Middle ear problems make getting the sound from the outer and getting it to the inner ear and brain difficult.​ There are 3 tests for determining middle ear function and all of them do NOT require the person to communicate:​

  1. Tympanometry​ – A probe that looks like an earphone is put into the ear and air is moved thus eardrum movement is measured.  This test can also detect ear infections based on the eardrum movement.​
  2. Acoustic reflex measures​ – A muscle in the middle ear tightens when hearing a loud sound.  This is a reflex and we can’t stop the muscle contraction. They can measure how loud the sound has to be before this reflex occurs.  This can help determine hearing loss. The probe looks like an earphone.​
  3. Static acoustic measures​ – Measures the physical volume of the air in the ear canal.  This can detect a perforated eardrum and check the openness of tubes in the ears.

Inner Ear Test​

This is a really interesting test. In the inner ear, there are these tiny hairs that change in length, depending on the sound waves. It’s absolutely fascinating.

  • Otoacoustic emissions – In the inner ear there are tiny hairs that change in length depending on sound waves.  The change in length produces it’s own sound that can be measured.​
  • Hearing loss in those with autism in the inner ear can result in a child not being able to discriminate between different sounds.  A typical (pure tone) hearing test can not distinguish this.​
  • How the test is performed: A small earphone is placed in the ear and measures the sounds that come back.​

Inner Ear & Brain Test​

Now, let’s go into the inner ear and the brain test. This test is looking at the brainstem response and is a little bit more complicated as the child has to lay still or be asleep.

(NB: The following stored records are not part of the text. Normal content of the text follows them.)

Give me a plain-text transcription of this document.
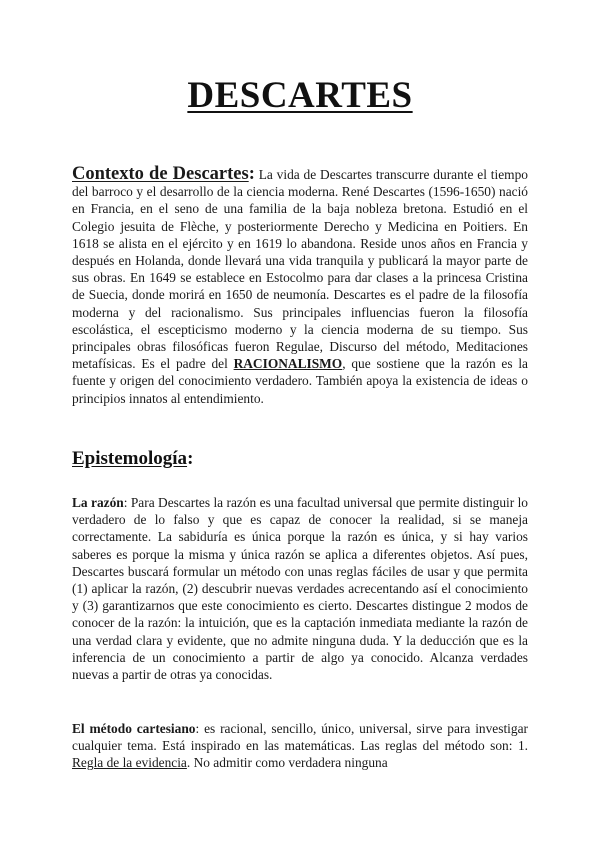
DESCARTES

Contexto de Descartes: La vida de Descartes transcurre durante el tiempo del barroco y el desarrollo de la ciencia moderna. René Descartes (1596-1650) nació en Francia, en el seno de una familia de la baja nobleza bretona. Estudió en el Colegio jesuita de Flèche, y posteriormente Derecho y Medicina en Poitiers. En 1618 se alista en el ejército y en 1619 lo abandona. Reside unos años en Francia y después en Holanda, donde llevará una vida tranquila y publicará la mayor parte de sus obras. En 1649 se establece en Estocolmo para dar clases a la princesa Cristina de Suecia, donde morirá en 1650 de neumonía. Descartes es el padre de la filosofía moderna y del racionalismo. Sus principales influencias fueron la filosofía escolástica, el escepticismo moderno y la ciencia moderna de su tiempo. Sus principales obras filosóficas fueron Regulae, Discurso del método, Meditaciones metafísicas. Es el padre del RACIONALISMO, que sostiene que la razón es la fuente y origen del conocimiento verdadero. También apoya la existencia de ideas o principios innatos al entendimiento.

Epistemología:

La razón: Para Descartes la razón es una facultad universal que permite distinguir lo verdadero de lo falso y que es capaz de conocer la realidad, si se maneja correctamente. La sabiduría es única porque la razón es única, y si hay varios saberes es porque la misma y única razón se aplica a diferentes objetos. Así pues, Descartes buscará formular un método con unas reglas fáciles de usar y que permita (1) aplicar la razón, (2) descubrir nuevas verdades acrecentando así el conocimiento y (3) garantizarnos que este conocimiento es cierto. Descartes distingue 2 modos de conocer de la razón: la intuición, que es la captación inmediata mediante la razón de una verdad clara y evidente, que no admite ninguna duda. Y la deducción que es la inferencia de un conocimiento a partir de algo ya conocido. Alcanza verdades nuevas a partir de otras ya conocidas.

El método cartesiano: es racional, sencillo, único, universal, sirve para investigar cualquier tema. Está inspirado en las matemáticas. Las reglas del método son: 1. Regla de la evidencia. No admitir como verdadera ninguna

  • Auditory brainstem response: The test measures how well each ear can pick up sounds. It also tells how well the hearing nerve sends the information to the brain.​
  • How the test is performed: electrodes are put on the head and skin. They record brain wave activity in response to sounds heard through earphones. The child must be still or asleep but no communication is needed from them to do the test.​

Some hospitals allow you to batch these tests together. So if your child’s going in for, let’s say, some type of maybe MRI or some dental work, you can also bundle in these hearing tests. So if you do have to sedate your child, think about all the different things that can be done, then work with a large hospital system to batch those appointments together. You don’t want to necessarily be giving your child sedation medication for three or four or five different appointments. Batch it all together.